L’affaire rappelle inévitablement la crise vécue par Yamaha en 2020. À l’époque, plusieurs moteurs avaient cassé après l’utilisation de soupapes provenant d’un fournisseur externe. Après enquête, le défaut avait été clairement identifié. La MSMA avait alors accepté que les moteurs soient ouverts uniquement pour remplacer ces composants défectueux.
Même dans ce contexte, Yamaha avait ensuite été sanctionnée pour avoir utilisé des pièces non homologuées en début de saison. Cette affaire reste gravée dans toutes les mémoires. Elle explique pourquoi Ducati, Honda et Yamaha exigent aujourd’hui des garanties très précises avant d’autoriser KTM à intervenir.
Le problème ne concerne plus uniquement Mattighofen. Il pose une véritable question d’équilibre sportif. Refuser l’ouverture des moteurs pourrait exposer les pilotes KTM à un nouveau risque mécanique.

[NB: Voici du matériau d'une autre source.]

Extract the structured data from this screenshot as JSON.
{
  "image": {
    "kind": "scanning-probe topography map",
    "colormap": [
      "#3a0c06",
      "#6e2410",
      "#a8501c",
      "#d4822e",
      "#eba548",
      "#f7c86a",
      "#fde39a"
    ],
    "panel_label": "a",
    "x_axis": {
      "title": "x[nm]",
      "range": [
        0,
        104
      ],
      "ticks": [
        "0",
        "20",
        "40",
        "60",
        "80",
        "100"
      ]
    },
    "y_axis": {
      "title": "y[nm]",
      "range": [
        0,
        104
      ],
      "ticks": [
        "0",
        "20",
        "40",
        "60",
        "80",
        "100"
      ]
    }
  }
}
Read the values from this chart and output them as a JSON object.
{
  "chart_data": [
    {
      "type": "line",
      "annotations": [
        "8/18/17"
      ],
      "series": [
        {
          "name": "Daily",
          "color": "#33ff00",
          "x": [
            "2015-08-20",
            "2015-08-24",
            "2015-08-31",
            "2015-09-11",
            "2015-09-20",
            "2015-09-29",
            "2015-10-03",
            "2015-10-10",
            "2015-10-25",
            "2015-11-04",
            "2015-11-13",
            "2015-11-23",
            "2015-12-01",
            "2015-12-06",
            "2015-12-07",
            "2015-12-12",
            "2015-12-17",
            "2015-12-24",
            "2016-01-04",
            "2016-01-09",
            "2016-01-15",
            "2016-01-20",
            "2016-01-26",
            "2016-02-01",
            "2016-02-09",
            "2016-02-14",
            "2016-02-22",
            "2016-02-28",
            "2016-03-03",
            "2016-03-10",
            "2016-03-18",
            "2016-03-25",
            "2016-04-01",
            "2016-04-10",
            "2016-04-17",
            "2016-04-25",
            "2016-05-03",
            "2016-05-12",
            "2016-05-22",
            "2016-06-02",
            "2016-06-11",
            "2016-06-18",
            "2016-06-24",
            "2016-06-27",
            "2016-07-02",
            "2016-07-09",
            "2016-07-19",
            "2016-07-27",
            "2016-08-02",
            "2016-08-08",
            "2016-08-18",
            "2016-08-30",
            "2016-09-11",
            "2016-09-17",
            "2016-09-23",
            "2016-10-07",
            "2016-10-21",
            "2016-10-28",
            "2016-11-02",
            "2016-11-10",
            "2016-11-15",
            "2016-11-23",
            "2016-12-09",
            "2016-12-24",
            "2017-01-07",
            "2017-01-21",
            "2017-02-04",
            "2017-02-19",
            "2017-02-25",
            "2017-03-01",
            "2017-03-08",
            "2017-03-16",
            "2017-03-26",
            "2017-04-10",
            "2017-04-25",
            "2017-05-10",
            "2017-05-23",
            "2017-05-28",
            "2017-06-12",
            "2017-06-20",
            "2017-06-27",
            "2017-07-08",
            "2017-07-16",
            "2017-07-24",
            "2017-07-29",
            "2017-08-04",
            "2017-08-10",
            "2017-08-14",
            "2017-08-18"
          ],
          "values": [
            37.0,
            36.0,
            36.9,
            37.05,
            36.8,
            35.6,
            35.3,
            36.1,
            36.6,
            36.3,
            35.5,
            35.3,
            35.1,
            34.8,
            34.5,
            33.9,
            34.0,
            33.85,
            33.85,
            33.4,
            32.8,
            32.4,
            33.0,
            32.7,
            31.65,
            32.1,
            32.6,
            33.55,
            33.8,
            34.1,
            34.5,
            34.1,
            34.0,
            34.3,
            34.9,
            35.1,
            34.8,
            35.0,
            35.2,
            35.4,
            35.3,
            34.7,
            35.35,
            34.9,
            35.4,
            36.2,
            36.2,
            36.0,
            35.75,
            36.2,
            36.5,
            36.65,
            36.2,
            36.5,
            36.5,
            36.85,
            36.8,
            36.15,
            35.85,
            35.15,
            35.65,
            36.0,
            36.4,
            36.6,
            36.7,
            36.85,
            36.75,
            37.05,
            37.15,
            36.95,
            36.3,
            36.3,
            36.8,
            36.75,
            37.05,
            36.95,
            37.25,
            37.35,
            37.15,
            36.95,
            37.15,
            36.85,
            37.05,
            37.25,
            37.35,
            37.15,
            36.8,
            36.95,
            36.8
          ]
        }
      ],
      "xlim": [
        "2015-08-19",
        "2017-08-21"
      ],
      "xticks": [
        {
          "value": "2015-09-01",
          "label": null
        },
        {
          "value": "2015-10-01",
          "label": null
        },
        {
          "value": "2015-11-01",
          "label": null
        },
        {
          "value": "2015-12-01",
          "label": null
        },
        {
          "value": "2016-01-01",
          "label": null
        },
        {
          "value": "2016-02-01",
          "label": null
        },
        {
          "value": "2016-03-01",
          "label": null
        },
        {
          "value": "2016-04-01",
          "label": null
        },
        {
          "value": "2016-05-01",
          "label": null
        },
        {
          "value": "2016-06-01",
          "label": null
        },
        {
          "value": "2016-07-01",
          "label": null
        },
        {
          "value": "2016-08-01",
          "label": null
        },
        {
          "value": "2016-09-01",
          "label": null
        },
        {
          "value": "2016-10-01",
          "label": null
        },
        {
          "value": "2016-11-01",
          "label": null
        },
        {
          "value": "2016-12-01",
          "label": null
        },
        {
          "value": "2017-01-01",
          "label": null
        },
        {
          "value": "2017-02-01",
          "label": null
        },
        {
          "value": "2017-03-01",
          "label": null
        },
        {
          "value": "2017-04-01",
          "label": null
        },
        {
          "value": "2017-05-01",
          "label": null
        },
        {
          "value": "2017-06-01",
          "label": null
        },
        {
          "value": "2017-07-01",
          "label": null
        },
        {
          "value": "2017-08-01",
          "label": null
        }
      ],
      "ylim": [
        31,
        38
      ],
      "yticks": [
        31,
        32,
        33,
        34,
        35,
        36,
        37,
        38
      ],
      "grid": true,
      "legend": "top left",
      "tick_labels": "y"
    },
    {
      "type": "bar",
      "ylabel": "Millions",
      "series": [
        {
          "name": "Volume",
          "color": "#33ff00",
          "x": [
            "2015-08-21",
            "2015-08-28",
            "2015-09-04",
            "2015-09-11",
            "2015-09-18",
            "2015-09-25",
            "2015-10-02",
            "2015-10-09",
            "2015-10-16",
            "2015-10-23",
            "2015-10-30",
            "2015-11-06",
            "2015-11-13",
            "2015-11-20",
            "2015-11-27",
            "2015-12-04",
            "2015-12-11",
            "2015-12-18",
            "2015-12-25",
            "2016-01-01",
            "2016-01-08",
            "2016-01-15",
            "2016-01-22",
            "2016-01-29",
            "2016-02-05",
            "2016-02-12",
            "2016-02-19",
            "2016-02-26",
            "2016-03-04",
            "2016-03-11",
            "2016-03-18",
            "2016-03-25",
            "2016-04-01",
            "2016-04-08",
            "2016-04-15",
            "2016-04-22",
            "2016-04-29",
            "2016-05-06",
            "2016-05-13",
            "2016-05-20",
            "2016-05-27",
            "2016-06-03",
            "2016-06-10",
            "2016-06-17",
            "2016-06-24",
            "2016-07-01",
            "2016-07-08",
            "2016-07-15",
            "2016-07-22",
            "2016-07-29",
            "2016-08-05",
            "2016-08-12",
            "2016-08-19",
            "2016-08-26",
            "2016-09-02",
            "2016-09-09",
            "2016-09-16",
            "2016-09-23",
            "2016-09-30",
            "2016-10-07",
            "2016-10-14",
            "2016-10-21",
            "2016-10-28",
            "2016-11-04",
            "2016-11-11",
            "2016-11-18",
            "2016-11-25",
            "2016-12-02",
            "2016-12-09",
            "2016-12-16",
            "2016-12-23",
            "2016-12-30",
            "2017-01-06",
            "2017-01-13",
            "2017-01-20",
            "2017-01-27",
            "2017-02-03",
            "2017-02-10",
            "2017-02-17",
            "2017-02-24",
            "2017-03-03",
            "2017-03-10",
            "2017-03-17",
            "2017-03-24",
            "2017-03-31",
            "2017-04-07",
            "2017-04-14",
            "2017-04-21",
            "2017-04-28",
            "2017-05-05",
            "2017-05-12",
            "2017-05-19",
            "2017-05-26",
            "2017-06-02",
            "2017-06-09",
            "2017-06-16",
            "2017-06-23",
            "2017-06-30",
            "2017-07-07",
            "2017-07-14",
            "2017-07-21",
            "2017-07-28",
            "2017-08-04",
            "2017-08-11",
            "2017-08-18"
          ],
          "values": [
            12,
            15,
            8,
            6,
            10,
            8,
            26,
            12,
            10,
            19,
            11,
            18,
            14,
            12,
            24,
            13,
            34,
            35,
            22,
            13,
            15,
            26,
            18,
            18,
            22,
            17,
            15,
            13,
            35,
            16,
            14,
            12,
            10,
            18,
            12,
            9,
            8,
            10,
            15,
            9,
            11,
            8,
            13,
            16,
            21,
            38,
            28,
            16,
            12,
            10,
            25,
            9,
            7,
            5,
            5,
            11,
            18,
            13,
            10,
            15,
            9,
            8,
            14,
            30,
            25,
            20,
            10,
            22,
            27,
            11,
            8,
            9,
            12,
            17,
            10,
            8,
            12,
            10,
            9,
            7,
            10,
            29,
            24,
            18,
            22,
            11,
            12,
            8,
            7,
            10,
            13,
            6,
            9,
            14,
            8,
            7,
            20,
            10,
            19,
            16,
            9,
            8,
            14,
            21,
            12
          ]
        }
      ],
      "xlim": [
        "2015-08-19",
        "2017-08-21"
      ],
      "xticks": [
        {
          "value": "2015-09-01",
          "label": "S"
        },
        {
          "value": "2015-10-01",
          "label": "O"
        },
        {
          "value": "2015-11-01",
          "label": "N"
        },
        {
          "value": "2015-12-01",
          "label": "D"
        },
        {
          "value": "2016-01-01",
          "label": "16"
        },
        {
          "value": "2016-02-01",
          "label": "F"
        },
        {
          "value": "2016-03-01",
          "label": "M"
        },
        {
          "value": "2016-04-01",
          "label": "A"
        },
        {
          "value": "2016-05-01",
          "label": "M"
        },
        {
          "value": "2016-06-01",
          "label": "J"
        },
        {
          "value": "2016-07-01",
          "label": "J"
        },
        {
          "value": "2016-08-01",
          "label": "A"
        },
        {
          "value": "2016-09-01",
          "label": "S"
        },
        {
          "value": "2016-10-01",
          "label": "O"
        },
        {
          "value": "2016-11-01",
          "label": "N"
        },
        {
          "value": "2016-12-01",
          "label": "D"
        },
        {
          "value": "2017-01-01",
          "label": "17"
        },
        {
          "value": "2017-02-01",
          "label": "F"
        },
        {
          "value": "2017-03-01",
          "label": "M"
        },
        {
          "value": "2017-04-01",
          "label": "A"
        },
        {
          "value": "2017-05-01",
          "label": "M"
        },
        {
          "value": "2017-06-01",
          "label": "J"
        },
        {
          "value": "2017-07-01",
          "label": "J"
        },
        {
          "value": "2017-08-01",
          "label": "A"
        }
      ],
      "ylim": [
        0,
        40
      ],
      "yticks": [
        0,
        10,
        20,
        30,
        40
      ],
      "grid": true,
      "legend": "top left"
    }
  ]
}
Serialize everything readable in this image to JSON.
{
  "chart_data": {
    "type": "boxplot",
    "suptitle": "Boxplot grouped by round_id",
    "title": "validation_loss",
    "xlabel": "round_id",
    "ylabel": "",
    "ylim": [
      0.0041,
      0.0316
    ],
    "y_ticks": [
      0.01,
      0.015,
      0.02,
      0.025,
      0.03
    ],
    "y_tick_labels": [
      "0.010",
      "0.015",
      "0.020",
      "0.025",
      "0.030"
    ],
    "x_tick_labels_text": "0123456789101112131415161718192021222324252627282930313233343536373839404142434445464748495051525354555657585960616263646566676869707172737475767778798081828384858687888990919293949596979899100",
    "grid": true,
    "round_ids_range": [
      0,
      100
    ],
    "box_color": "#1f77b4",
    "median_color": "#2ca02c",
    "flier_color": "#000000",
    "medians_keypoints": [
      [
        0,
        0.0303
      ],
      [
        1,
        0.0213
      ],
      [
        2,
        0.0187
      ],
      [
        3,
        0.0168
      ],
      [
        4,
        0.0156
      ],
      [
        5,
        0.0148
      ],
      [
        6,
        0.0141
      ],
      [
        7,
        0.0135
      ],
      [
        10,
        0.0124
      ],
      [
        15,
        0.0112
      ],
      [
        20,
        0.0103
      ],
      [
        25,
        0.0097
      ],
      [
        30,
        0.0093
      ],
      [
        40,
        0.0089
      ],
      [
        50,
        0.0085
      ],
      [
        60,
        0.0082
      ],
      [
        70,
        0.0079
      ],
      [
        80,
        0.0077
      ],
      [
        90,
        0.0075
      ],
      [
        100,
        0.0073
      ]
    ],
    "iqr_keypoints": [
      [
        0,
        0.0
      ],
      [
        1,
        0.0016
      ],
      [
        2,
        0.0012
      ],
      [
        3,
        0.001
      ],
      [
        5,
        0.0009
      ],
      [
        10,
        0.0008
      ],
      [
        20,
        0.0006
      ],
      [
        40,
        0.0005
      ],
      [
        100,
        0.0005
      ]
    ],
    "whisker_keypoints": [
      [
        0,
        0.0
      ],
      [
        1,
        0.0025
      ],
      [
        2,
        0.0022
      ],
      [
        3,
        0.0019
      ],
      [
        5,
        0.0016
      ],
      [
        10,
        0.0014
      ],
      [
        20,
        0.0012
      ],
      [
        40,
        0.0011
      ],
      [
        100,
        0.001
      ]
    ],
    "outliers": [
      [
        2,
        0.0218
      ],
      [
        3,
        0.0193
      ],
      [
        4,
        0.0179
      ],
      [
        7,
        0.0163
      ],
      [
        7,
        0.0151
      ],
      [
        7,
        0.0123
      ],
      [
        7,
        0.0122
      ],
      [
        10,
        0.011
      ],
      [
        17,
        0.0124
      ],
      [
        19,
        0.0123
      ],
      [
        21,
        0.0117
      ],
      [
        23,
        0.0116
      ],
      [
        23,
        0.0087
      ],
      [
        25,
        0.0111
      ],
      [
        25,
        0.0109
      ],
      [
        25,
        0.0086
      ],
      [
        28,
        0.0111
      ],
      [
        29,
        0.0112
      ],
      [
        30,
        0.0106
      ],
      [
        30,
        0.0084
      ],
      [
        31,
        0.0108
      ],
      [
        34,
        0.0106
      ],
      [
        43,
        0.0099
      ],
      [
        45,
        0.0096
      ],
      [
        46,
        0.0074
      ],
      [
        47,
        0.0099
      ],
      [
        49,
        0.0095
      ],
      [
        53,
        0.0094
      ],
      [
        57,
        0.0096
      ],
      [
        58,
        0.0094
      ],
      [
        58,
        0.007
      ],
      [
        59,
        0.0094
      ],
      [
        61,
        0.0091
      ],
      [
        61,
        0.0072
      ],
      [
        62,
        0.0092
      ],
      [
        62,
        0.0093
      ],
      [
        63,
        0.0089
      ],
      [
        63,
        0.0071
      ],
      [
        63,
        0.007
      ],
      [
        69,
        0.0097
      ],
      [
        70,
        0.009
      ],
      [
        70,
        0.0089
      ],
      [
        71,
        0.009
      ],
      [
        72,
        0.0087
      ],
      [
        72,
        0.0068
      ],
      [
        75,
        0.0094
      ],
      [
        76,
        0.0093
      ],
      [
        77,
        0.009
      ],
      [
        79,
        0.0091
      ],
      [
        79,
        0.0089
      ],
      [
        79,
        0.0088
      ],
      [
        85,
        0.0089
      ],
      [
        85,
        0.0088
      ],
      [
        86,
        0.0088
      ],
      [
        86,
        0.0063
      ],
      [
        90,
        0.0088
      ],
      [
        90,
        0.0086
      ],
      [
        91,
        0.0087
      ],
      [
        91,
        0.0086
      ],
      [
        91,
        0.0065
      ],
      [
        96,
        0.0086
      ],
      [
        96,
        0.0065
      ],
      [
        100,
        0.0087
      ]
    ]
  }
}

L’accepter sans contrôle strict pourrait, en revanche, offrir au constructeur autrichien une occasion d’améliorer discrètement son moteur en pleine saison. La frontière entre réparation de sécurité et avantage technique est extrêmement fine.
La trêve arrive finalement au meilleur moment pour KTM. L’usine dispose désormais de plusieurs semaines pour convaincre Ducati, Honda et Yamaha que son intervention n’aura qu’un seul objectif : éliminer un défaut potentiellement dangereux.
L’accident de Pedro Acosta et d’Alex Marquez a montré que cette affaire dépasse largement la simple question de la performance. Elle touche désormais directement à la sécurité des pilotes. Reste à savoir si cet argument suffira à convaincre l’ensemble des constructeurs.
Car tant que l’unanimité ne sera pas obtenue, les moteurs KTM resteront scellés… et une partie de la saison MotoGP 2026 pourrait continuer à se jouer avec une inquiétude permanente dans le garage autrichien.